Di una certa utilità risulta anche riconoscere come la ricerca filosofica, in India, ha seguito una traiettoria ben diversa dalla parabola che contraddistingue la filosofia occidentale. Infatti, la filosofia indiana — pur essendo di natura quasi sempre mistica (in un apparente paradosso che, a ben vedere, è la più logica conseguenza di un atteggiamento estremamente concreto, che non si attarda troppo in speculazioni metafisiche) — non ha mai divorziato dalla vita e dall’esperienza, né ha mai voluto trincerarsi in modo esclusivo su questo mondo o sull’aldilà.

Fatte queste precisazioni, cerchiamo ora di mostrare in estrema sintesi l’immenso contributo che la ricerca filosofica indiana ha apportato alla filosofia mondiale. In questo ambito gli studi sono numerosi e tutti gli studiosi hanno riconosciuto l’immenso influsso che la filosofia indiana ha esercitato nel mondo intero dai tempi più remoti. Anche se gli studiosi cadono negli errori cui si cennava all’inizio, tuttavia l’elemento incontestabile è il loro unanime riconoscimento dell’indebitamento di tutti i popoli nei confronti della filosofia sviluppatasi in India nell’antichità.

Roger-Pol Droit, filosofo e giornalista molto apprezzato (autore di una serie di articoli magistrali su Le Monde), nel suo testo “L’oubli de l’Inde”, ha scritto che «non c’è la sia pur minima ombra di dubbio che i greci conoscevano a fondo la filosofia indiana», aggiungendo che «i greci amavano a tal punto la filosofia indiana che Demetrios Galianos curò perfino una traduzione della Bhagavad-Gita». Ed è universalmente riconosciuta l’immensa influenza che la filosofia indiana ebbe sul pensiero greco.

Vivekananda disse che la filosofia Samkhya è in certo qual modo alla base delle filosofie del mondo intero. «Non esiste filosofia al mondo che non sia in debito con Kapila[considerato il primo autore di un testo espositivo della filosofia samkhya]. Nella Gita, Krishna afferma che di tutti i saggi, Kapila è il più perfetto.

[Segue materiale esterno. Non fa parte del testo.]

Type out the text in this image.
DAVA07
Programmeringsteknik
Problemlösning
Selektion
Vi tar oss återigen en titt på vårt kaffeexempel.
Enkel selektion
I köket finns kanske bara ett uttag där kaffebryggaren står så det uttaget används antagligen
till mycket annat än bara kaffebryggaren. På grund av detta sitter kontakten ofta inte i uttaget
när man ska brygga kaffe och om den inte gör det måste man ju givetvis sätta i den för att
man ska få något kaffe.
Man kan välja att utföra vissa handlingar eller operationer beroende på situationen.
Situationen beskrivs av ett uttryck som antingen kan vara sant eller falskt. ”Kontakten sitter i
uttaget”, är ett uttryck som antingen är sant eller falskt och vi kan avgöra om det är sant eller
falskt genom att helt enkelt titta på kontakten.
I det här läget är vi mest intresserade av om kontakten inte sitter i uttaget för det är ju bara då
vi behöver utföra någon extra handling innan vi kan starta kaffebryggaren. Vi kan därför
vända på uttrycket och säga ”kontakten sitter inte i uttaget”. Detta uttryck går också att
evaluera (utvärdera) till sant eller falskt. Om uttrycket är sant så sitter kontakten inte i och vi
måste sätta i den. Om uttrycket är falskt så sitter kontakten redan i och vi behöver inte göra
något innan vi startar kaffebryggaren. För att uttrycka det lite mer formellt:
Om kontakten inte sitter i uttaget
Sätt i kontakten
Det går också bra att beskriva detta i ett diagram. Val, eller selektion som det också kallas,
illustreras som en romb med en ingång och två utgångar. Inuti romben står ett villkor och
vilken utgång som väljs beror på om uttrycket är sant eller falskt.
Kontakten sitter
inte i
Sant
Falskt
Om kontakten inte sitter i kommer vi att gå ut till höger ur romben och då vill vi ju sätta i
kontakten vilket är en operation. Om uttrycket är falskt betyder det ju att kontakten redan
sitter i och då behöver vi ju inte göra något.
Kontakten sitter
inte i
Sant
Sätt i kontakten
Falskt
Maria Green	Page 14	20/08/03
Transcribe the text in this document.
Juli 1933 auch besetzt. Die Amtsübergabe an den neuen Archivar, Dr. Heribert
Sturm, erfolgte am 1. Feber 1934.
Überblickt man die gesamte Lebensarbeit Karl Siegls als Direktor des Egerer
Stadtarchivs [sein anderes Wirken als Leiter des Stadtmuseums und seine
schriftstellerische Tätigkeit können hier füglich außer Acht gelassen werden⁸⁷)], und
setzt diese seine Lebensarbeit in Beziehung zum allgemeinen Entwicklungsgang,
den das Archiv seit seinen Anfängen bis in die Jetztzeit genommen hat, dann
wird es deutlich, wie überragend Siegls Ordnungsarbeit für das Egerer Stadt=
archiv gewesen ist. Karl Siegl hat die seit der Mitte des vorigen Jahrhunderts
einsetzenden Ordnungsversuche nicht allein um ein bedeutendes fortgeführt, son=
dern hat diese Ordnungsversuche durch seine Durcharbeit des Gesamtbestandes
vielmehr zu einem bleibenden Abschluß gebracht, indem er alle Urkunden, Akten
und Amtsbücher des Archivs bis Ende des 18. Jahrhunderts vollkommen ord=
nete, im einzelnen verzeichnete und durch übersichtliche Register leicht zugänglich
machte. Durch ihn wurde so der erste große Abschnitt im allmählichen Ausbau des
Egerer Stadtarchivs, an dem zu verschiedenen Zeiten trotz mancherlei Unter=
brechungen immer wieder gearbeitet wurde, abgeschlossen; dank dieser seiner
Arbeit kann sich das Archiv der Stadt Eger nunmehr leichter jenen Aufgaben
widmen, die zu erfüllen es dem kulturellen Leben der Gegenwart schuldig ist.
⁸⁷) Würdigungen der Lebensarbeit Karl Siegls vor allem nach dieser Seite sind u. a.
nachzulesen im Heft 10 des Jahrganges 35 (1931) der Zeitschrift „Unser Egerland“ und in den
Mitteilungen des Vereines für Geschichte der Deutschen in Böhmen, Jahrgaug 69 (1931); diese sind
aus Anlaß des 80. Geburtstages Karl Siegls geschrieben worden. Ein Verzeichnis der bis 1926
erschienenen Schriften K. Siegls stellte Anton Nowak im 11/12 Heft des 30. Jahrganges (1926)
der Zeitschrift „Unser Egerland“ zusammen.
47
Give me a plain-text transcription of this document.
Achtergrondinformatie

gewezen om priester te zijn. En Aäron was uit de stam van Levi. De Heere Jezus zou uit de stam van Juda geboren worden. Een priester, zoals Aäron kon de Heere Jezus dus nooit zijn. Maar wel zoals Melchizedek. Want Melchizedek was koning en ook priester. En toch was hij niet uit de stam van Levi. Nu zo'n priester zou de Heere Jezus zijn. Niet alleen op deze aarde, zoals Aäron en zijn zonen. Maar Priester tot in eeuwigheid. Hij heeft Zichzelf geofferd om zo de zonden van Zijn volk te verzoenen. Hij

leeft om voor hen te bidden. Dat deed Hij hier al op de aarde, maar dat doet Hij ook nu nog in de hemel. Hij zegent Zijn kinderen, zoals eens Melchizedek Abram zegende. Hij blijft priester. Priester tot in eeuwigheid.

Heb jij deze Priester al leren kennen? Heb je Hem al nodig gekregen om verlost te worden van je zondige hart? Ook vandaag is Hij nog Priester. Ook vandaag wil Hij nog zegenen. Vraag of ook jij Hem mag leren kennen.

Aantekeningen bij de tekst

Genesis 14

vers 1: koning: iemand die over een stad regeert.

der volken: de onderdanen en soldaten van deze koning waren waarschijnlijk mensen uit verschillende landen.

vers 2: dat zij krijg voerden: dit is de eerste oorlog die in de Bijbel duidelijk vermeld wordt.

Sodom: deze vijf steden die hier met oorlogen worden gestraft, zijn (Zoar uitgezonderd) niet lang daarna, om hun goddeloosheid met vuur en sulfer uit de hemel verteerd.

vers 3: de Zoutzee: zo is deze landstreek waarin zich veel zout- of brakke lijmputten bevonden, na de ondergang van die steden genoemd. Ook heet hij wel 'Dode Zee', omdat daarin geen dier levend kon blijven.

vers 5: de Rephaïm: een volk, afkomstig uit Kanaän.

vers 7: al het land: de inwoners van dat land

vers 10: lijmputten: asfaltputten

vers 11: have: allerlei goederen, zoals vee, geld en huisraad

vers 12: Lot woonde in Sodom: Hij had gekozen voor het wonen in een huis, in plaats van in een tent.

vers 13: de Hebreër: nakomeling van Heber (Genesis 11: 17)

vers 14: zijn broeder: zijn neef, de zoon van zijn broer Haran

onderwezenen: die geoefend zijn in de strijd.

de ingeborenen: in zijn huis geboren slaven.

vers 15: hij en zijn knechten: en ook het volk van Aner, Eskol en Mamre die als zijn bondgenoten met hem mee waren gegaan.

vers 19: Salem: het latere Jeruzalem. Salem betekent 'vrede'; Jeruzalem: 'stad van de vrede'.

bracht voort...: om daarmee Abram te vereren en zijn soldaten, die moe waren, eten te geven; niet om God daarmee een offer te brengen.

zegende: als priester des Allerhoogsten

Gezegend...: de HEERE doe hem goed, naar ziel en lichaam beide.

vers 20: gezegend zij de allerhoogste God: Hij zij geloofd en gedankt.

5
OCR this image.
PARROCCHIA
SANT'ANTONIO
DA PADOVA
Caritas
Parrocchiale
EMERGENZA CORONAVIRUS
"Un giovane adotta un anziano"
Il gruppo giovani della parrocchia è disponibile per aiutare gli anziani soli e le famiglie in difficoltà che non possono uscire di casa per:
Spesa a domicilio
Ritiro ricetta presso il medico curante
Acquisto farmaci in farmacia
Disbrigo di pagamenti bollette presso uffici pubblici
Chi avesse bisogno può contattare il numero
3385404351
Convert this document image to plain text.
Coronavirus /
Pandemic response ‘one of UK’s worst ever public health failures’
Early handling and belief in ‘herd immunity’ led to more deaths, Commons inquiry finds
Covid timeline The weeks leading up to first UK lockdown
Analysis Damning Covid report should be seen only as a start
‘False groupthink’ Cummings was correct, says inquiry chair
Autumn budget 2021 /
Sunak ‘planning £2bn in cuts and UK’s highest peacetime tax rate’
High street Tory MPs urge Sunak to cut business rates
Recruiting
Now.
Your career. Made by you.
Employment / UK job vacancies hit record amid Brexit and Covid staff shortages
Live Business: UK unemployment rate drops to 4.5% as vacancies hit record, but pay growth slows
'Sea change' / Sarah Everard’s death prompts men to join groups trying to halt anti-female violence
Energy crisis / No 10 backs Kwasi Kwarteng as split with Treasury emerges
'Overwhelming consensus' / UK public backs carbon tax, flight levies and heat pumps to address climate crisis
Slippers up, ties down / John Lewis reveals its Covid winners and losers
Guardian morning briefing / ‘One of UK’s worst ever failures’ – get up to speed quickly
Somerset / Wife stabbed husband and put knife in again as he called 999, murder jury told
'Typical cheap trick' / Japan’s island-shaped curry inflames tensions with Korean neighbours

Pitagora giunse in India e ne ricavò quella filosofia che venne a essere l’inizio del percorso filosofico dei greci. Più tardi creò la scuola di Alessandria, e più tardi ancora lo gnosticismo».

L’area di penetrazione della filosofia indiana è vastissima, con una circonferenza che dal Volga giunge fino in Giappone e in Cina. Il buddhismo si è diffuso nella gran parte dei popoli dell’estremo Oriente. Anche l’Asia centrale, prima dell’invasione islamica, subì l’influsso della filosofia buddhista.

In buona sostanza, la filosofia indiana si è diffusa dapprima nella vicina Persia, poi nel Medio ed Estremo Oriente, quindi in Europa e in tutto l’Occidente. In altri articoli (e, soprattutto, in alcuni libri) abbiamo cercato di individuarne le caratteristiche salienti, la cui trattazione esula dagli scopi del presente articolo.